Lisa Morris, Registered Manager in Kent, talks about her experiences of setting up a new support service in the South East.

We believe strongly that there is always a solution or a different way to respond to opportunities and dilemmas.

The opportunity we were given was to support six men – between the age of 22 and 38, all with mental health issues – through a daily support package of nine shared support hours a day, in smaller packages of support, for seven days a week between 9am and 6pm, in their own homes.

I identified the skills, personal qualities, and interests of the existing staff team drawing on the person-centred thinking tool - Matching Support, so that we could ensure we had the best person to support the men.

The men had been living in mental health acute settings that they now didn’t require. As they needed their own homes, the council, with a housing provider, developed a set of six self-contained flats. After meeting each of the men I found out very quickly that the task and goal based approach that we were used to taking was not going to work.
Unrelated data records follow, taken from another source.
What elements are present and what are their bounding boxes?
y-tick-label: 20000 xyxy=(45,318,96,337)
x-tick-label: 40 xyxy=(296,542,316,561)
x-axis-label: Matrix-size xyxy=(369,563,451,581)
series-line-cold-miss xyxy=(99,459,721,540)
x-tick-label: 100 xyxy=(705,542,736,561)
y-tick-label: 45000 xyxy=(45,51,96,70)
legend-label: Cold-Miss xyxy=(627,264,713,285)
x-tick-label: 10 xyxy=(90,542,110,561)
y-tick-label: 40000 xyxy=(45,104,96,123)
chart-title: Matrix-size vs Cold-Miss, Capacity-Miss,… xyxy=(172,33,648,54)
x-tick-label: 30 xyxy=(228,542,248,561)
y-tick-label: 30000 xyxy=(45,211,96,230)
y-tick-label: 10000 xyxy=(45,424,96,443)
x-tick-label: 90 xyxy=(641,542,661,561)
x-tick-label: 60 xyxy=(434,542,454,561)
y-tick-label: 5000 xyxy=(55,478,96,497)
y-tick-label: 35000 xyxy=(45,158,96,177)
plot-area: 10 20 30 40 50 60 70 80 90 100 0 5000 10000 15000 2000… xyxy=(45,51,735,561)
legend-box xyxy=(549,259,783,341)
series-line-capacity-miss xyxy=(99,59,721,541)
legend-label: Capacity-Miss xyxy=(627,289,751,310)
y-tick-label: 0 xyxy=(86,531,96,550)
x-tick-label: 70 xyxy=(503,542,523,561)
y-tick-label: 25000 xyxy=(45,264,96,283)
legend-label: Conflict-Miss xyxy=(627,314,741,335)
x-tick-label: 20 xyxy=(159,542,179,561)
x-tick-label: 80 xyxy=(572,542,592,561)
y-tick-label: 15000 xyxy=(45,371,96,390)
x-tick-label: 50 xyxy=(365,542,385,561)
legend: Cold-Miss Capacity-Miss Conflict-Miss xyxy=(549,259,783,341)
Using a range of person-centred thinking tools to structure conversations, I was able to get a good idea of how best to support them.

We put together what a perfect week would look like with each person, if they were supported in ways that worked for them to remain healthy and safe, as well as including things that were important to them.

Core themes, from what the men told me, were to base support on delivering continuity, building gradual trusting relationships, and being supported by people that have the skills to help them remain well and safe.

The fact that all of the men are now living in their own homes is a real achievement, but it is the little things we are noticing – from people asking for support when they need it, to remaining in contact with family and building on these relationships.

If I was going to sum up what I have learnt through providing this support, I would say:

  1. You need to see possibilities and have a ‘can do’ attitude.
  2. Take a chance with others.
  3. Work in partnership with others in a clear and flexible manner – tell people when things are working or when they are not.
  4. Work together to sort out solutions to problems along the way.
  5. Make sure you work in a person-centred manner to see the things that really matter to a person and keep your eye on this so that you do not slip into service-based solutions.
  6. Focus on supporting the team to do more of what they do well.